Following the cryptic clues given to her by the school’s AI professor, Jacey races to untangle the truth of who the Scions are, and what the headmaster really means when he says they are bound for a great destiny.
The girl waved for Jacey to stop, which was very strange. Belle had done so much to avoid Jacey that something had to be wrong if she was waving Jacey down. Maybe she had sprained an ankle or something.
Jacey almost kept going. But if Belle was truly injured . . .
She left the path, picking her way through the jagged rock and Turk’s Head cacti. “What’s wrong?”
Belle faced her, hands on her hips. The glove tucked in her waistband caught Jacey’s attention. And where was the glass object she’d been carrying?
Belle pointed at Jacey. “You’re what’s wrong.”
Jacey sagged. “Did you really wave me over just to insult me?”
Belle looked past Jacey.
She turned to find two boys from Vaughan’s Nine standing behind her. Horace, a tall, rail-thin boy who rarely spoke, and Kirk, his exact opposite, short, squat and thickly muscled.
They took position to block her way back to the main path.
“What’s going on?” Jacey demanded. The menace in Kirk’s eyes sent a chill over her skin.
Belle clasped her hands before her and strolled forward. “You asked Sensei the other day when you were going to be punished. And I know you were denied your virginity examination. At least I don’t think Wanda lied about that. I’d like to help you with at least one of these problems.”
Jacey’s blood froze and she backed away. The boys took hold of her arms.
“I figure we have a few options,” Belle said, stepping closer. She smiled, showing an even row of perfectly white teeth.

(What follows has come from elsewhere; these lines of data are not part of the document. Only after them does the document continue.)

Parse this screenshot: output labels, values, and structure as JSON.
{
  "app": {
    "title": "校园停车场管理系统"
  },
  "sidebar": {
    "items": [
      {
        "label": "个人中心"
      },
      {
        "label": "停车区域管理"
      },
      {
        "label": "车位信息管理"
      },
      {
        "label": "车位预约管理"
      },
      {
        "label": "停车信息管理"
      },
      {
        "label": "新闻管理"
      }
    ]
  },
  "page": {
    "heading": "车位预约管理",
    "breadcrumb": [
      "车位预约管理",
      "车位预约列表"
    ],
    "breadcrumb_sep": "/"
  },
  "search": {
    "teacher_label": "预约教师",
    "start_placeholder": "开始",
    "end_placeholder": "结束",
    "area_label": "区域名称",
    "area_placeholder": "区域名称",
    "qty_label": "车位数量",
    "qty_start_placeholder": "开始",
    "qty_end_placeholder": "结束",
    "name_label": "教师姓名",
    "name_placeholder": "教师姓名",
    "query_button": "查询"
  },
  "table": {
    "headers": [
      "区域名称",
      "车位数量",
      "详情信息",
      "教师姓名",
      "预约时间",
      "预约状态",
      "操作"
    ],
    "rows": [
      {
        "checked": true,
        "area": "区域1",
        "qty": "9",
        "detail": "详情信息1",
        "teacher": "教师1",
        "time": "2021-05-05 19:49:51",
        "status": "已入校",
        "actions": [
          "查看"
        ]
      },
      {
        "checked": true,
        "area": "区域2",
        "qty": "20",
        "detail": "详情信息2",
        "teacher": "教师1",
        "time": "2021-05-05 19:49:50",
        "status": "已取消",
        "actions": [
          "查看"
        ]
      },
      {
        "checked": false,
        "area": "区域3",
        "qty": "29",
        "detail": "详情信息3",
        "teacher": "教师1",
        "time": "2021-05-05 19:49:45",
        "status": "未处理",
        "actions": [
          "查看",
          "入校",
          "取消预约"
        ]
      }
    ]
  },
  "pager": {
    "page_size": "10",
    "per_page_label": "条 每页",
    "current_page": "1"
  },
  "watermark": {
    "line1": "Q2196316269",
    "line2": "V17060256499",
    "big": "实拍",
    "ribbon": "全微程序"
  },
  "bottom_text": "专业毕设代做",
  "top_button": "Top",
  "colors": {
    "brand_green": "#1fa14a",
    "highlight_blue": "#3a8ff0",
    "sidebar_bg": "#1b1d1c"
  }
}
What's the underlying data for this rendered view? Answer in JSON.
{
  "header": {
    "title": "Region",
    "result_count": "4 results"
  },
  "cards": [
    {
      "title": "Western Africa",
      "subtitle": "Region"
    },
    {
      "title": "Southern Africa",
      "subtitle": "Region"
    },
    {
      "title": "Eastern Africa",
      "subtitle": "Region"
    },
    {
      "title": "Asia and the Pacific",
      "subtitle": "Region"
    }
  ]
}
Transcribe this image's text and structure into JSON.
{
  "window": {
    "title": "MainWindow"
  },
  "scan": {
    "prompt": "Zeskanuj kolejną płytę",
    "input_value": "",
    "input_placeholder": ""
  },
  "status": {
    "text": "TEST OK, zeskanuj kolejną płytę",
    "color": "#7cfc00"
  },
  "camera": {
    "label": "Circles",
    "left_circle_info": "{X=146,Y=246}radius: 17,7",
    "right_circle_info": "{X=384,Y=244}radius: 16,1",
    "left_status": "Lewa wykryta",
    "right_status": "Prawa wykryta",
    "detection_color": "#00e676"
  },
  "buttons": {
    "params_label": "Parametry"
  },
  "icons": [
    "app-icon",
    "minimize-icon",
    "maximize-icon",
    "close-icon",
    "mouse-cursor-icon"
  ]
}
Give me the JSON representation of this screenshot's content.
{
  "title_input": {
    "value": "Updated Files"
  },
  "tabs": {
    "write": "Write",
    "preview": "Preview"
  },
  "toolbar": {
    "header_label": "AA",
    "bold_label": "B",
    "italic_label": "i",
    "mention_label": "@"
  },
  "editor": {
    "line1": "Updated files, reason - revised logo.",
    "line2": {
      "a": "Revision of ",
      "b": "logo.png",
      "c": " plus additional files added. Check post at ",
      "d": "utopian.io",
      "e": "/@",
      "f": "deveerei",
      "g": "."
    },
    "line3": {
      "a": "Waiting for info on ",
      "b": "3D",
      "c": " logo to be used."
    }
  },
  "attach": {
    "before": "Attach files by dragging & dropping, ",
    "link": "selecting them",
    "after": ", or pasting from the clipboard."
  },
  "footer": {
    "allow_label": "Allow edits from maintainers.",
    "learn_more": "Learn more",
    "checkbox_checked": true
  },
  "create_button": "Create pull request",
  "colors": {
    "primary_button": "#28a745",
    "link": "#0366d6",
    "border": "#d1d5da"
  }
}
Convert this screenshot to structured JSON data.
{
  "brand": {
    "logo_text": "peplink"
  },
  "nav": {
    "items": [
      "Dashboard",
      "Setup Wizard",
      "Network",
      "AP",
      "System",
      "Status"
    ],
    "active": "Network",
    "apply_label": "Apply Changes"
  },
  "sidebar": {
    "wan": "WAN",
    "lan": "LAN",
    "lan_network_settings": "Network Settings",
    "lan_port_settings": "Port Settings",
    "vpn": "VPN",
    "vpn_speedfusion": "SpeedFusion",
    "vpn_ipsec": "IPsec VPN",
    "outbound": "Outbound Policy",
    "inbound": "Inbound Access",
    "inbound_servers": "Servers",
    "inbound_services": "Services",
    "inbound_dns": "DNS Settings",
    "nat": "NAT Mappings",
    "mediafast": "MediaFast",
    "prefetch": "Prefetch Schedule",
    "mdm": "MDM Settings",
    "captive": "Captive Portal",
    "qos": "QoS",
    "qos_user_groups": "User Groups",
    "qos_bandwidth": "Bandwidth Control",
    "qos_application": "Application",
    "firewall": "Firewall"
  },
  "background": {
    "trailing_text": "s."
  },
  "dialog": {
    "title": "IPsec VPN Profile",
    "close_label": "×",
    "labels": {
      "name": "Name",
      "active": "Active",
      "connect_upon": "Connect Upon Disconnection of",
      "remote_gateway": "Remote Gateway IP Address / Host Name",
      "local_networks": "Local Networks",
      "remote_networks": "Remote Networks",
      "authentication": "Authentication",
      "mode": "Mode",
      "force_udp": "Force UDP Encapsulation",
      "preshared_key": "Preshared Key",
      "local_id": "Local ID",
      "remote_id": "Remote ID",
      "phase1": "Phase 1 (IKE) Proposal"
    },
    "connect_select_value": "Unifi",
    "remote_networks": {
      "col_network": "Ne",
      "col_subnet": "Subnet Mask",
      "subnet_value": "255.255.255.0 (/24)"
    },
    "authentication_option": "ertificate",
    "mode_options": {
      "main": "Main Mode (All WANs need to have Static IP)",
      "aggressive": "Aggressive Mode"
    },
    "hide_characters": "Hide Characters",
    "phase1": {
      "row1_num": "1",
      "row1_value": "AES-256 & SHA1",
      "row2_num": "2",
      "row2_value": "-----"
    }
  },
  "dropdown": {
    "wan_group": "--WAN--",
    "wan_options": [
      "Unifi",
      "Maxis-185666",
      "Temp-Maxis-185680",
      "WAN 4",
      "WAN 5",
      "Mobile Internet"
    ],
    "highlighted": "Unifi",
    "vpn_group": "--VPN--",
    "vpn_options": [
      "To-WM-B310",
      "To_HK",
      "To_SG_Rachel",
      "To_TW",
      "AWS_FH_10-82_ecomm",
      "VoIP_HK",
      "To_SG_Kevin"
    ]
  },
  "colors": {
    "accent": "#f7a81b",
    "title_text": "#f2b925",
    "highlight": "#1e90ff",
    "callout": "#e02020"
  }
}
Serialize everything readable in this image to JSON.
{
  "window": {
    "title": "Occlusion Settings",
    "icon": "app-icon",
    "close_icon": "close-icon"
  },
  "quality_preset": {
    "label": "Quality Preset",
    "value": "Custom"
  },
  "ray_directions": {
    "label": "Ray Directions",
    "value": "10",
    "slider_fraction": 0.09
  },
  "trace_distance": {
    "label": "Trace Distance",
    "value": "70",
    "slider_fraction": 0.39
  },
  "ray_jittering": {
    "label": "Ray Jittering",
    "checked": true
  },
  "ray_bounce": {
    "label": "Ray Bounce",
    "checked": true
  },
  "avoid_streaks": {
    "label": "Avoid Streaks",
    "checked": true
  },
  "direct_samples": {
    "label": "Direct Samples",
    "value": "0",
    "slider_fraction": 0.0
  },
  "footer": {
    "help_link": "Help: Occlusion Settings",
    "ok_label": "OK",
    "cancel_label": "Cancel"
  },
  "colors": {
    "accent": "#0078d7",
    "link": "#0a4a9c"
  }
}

Jacey had never seen Belle smile before, and it sent another shiver over her skin.
Belle stepped even closer, so that her shadow fell over Jacey. “Kirk could deliver the punishment. Blow for blow, the exact punishment Vaughan received.” She tapped Jacey’s ribs and the side of her head to show the spots the kicks would land.
“But no. That would break your ribs and skull. You might even end up in a coma.” She caressed Jacey’s forehead, face full of mock concern.
Belle’s fingers slid from Jacey’s temple down to the waistband of her running shorts. She pulled it down an inch on one side. “The virginity test . . . I’m afraid that’s not my area of expertise. Though I’m sure Kirk here might be willing to try.”
Jacey acted without thought. She may never have learned kung fu or muay thai, but she had studied ballet for years. She kicked, wildly. Belle threw up her arms, which absorbed most of Jacey’s attack. But the strike drove her back.
The boys still held Jacey in their steely grips. Horace swept her feet from under her, slamming her flat on her back. Jagged rocks bit into her flesh, forcing a cry from her lips.
Kirk swung a leg over her and in a second wrapped her in a jiu-jitsu submission hold. Jacey struggled to breathe. The blue sky overhead started to blacken.
“Don’t knock her out,” Belle said in a singsong voice that reminded Jacey of Mother Tyeesha. An evil version of Mother Tyeesha. “Without pain there is no punishment. Isn’t that right, Jacey?”
Belle held a jar. She brought it close so Jacey could see what was inside.
A shaddle spider. The tan arachnid was two inches long from the back legs to the probing front ones. Yellow markings, like slashes, crisscrossed its back.